Kıbrıs Tv ve Kıbrıs FM Genel Müdürü Mustafa Ersenal:


"Medyanın ana görevi olan, halkı bilinçlendirme ve bilgilendirme eylemini gerçekleştirirken; bunu koşulsuz yapmasına bağlıyoruz.  Özellikle yayın kalitesi açısından, yeni atılımlara yönelmekteyiz. Medya kurumları, ne olursa olsun bağımsız ve nötr olmak durumundadır. Aksi takdirde,  medya kurumu işlevselliğini kaybeder."  


Genç Tv Genel Yayın Yönetmeni  Nazan Erişkin:


"Televizyonculuktan ne beklenmektedir? Ben bunun peşindeyim. Meslek; yerel gazeteleri ve yerel televizyon kanallarını takip etmekle ilk adım olarak başlar. KKTC de editöryel özgürlüğüm var. KKTC nin tanınmama durumu,  medyayı uluslararası anlamda olumsuz etkilemektedir. Artık medya ve televizyon çok farklı yerlere gidiyor. Artık telefonlarınızdan bile yaptığınız canlı yayınlar, sizlerin artık bir canlı yayın kuruluşu olduğunu bile ima eder." 


BRT Müdürü Meryem Özkurt:


"Sadece ben, devlet kurumunu temsil ediyorum, yani devletten katkı alarak, kamu hizmeti yayıncılığı yapan bir kurumun başındayım. Her şey aslında maddiyata da dayanmaz.  Kendi kurumuma öz eleştiri de yaparak, konuşuyorum. İçerik üretmek, dünyayı bilmek ister, ancak artık  içerik üretmek, zor değildir. Türkiye de,  KKTC de de montaj çok önemlidir. Özel kanallarımızın işleri daha zordur. Haber bulmada zorluk çekmiyoruz. Çünkü, haber yapmayı da çok iyi biliyoruz."


Kanal SİM  Genel Yayın Yönetmeni Sami Özuslu:


"KKTC`de şu an itibariyle 6‘ sı özel 2’si devlet kanalı olmak üzere, uydudan yayın yapan toplamda 8 televizyon kanalı, 40 civarında radyo sayısı ve günlük 20 gazete bulunmaktadır. Tanınıp, tanınmayacağımızın tartışma konusu olduğu ülkemizde yaşarken, bu sorun; bize medya da `ne istediğimize` de varamadığımız gibi bir sorun çıkarıyor. Türkiye de basın özgürlüğü ve gazetecilik yapılamadığı için, Kıbrıs `ta editörlerimiz de bundan şikayet ediyor. Bu ülke de gazetecilik, yalnızca idealist düşünceler oldukça ayakta kalacaktır."


STAR Medya Grubu Yönetimi Başkanı Ali Özmen Sefa: 


"Baştaki sıkıntımız rekabet.Aynı zamanda sektöre, dıştan bir rekabette var.

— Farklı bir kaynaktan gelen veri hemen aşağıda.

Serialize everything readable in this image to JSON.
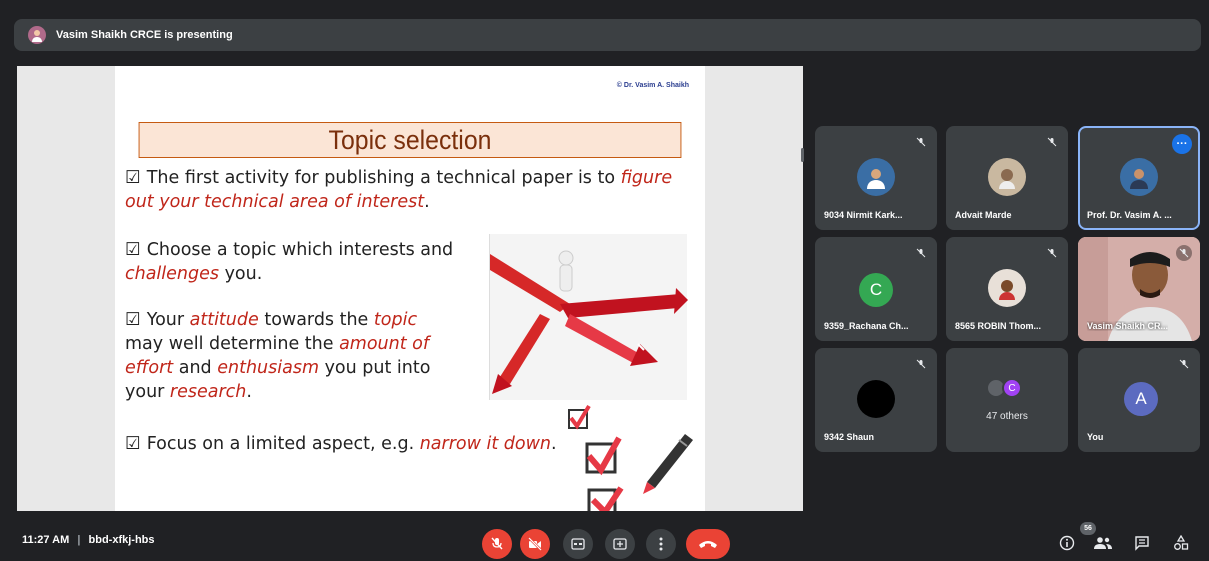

Sosyal medyadan,internet televizyonculuğu,internet gazeteciliği vesaireden. Ama; esas sektör sıkıntımız, devletin ilgisizliğidir. İç rekabete değil, desteğe ihtiyacımız var. Devletin, Türkiye gibi büyük bir medyaya sahip olmasını istiyorsak, devletin buna destek çıkması lazım."